(Bloomberg) -- The European Union began testing its cyber-defense responsiveness on Friday with a simulated attack on a fictitious Finnish power company as the bloc seeks to strengthen its digital defenses amid concern about a potential attacks.
The start of the cyber exercise came the same day Ukraine fell victim to an actual attack that brought down around 70 government websites. Ukraine’s security service on Friday said it sees “some signs” that Russia was behind the attack.
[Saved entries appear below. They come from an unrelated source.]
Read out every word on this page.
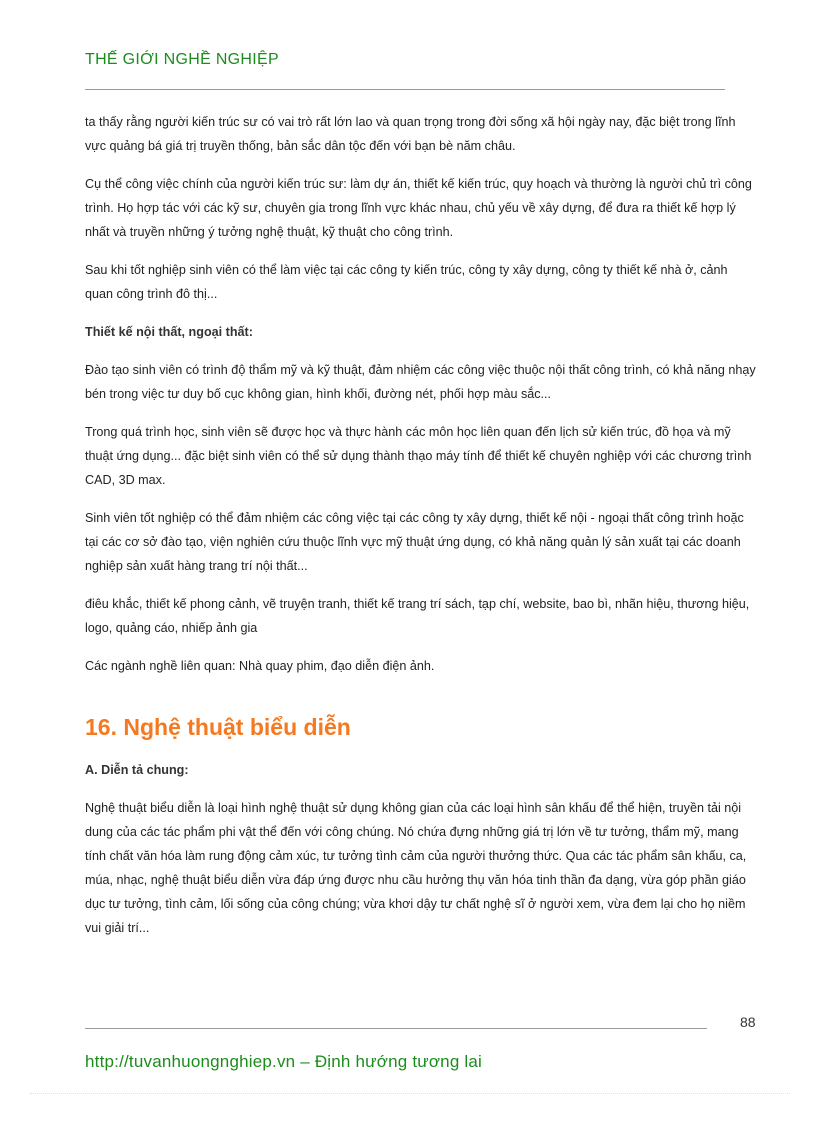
THẾ GIỚI NGHỀ NGHIỆP

ta thấy rằng người kiến trúc sư có vai trò rất lớn lao và quan trọng trong đời sống xã hội ngày nay, đặc biệt trong lĩnh vực quảng bá giá trị truyền thống, bản sắc dân tộc đến với bạn bè năm châu.

Cụ thể công việc chính của người kiến trúc sư: làm dự án, thiết kế kiến trúc, quy hoạch và thường là người chủ trì công trình. Họ hợp tác với các kỹ sư, chuyên gia trong lĩnh vực khác nhau, chủ yếu về xây dựng, để đưa ra thiết kế hợp lý nhất và truyền những ý tưởng nghệ thuật, kỹ thuật cho công trình.

Sau khi tốt nghiệp sinh viên có thể làm việc tại các công ty kiến trúc, công ty xây dựng, công ty thiết kế nhà ở, cảnh quan công trình đô thị...

Thiết kế nội thất, ngoại thất:

Đào tạo sinh viên có trình độ thẩm mỹ và kỹ thuật, đảm nhiệm các công việc thuộc nội thất công trình, có khả năng nhạy bén trong việc tư duy bố cục không gian, hình khối, đường nét, phối hợp màu sắc...

Trong quá trình học, sinh viên sẽ được học và thực hành các môn học liên quan đến lịch sử kiến trúc, đồ họa và mỹ thuật ứng dụng... đặc biệt sinh viên có thể sử dụng thành thạo máy tính để thiết kế chuyên nghiệp với các chương trình CAD, 3D max.

Sinh viên tốt nghiệp có thể đảm nhiệm các công việc tại các công ty xây dựng, thiết kế nội - ngoại thất công trình hoặc tại các cơ sở đào tạo, viện nghiên cứu thuộc lĩnh vực mỹ thuật ứng dụng, có khả năng quản lý sản xuất tại các doanh nghiệp sản xuất hàng trang trí nội thất...

điêu khắc, thiết kế phong cảnh, vẽ truyện tranh, thiết kế trang trí sách, tạp chí, website, bao bì, nhãn hiệu, thương hiệu, logo, quảng cáo, nhiếp ảnh gia

Các ngành nghề liên quan: Nhà quay phim, đạo diễn điện ảnh.

16. Nghệ thuật biểu diễn

A. Diễn tả chung:

Nghệ thuật biểu diễn là loại hình nghệ thuật sử dụng không gian của các loại hình sân khấu để thể hiện, truyền tải nội dung của các tác phẩm phi vật thể đến với công chúng. Nó chứa đựng những giá trị lớn về tư tưởng, thẩm mỹ, mang tính chất văn hóa làm rung động cảm xúc, tư tưởng tình cảm của người thưởng thức. Qua các tác phẩm sân khấu, ca, múa, nhạc, nghệ thuật biểu diễn vừa đáp ứng được nhu cầu hưởng thụ văn hóa tinh thần đa dạng, vừa góp phần giáo dục tư tưởng, tình cảm, lối sống của công chúng; vừa khơi dậy tư chất nghệ sĩ ở người xem, vừa đem lại cho họ niềm vui giải trí...

88
http://tuvanhuongnghiep.vn – Định hướng tương lai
The EU’s foreign policy chief, Josep Borrell, warned the bloc’s defense ministers this week about the need to bolster the cyber capacities.
Read more: Cyberattack Hits Ukrainian Websites as Russia Tensions Mount
The Finnish attack is part of a six-week exercise to stress-test Europe’s resilience, strengthen preparedness and cooperation among member states, and improve the effectiveness of a joint response. The tests are expected to conclude during a meeting of EU foreign ministers at the end of February.
Read more: EU to Stage Large-Scale Cyberattack Exercise on Supply Chains
In the Finnish simulation, a major cyber security incident is detected in software used by a major energy company, according to diplomatic notes seen by Bloomberg. The high penetration of the software across sectors and member states risks spreading the impact across Europe, according to the notes.
The EU response foresees the activation of member states’ working groups on cyber issues to monitor the impact and find the origin of the crisis as well as taking possible actions to mitigate the consequences of the attack.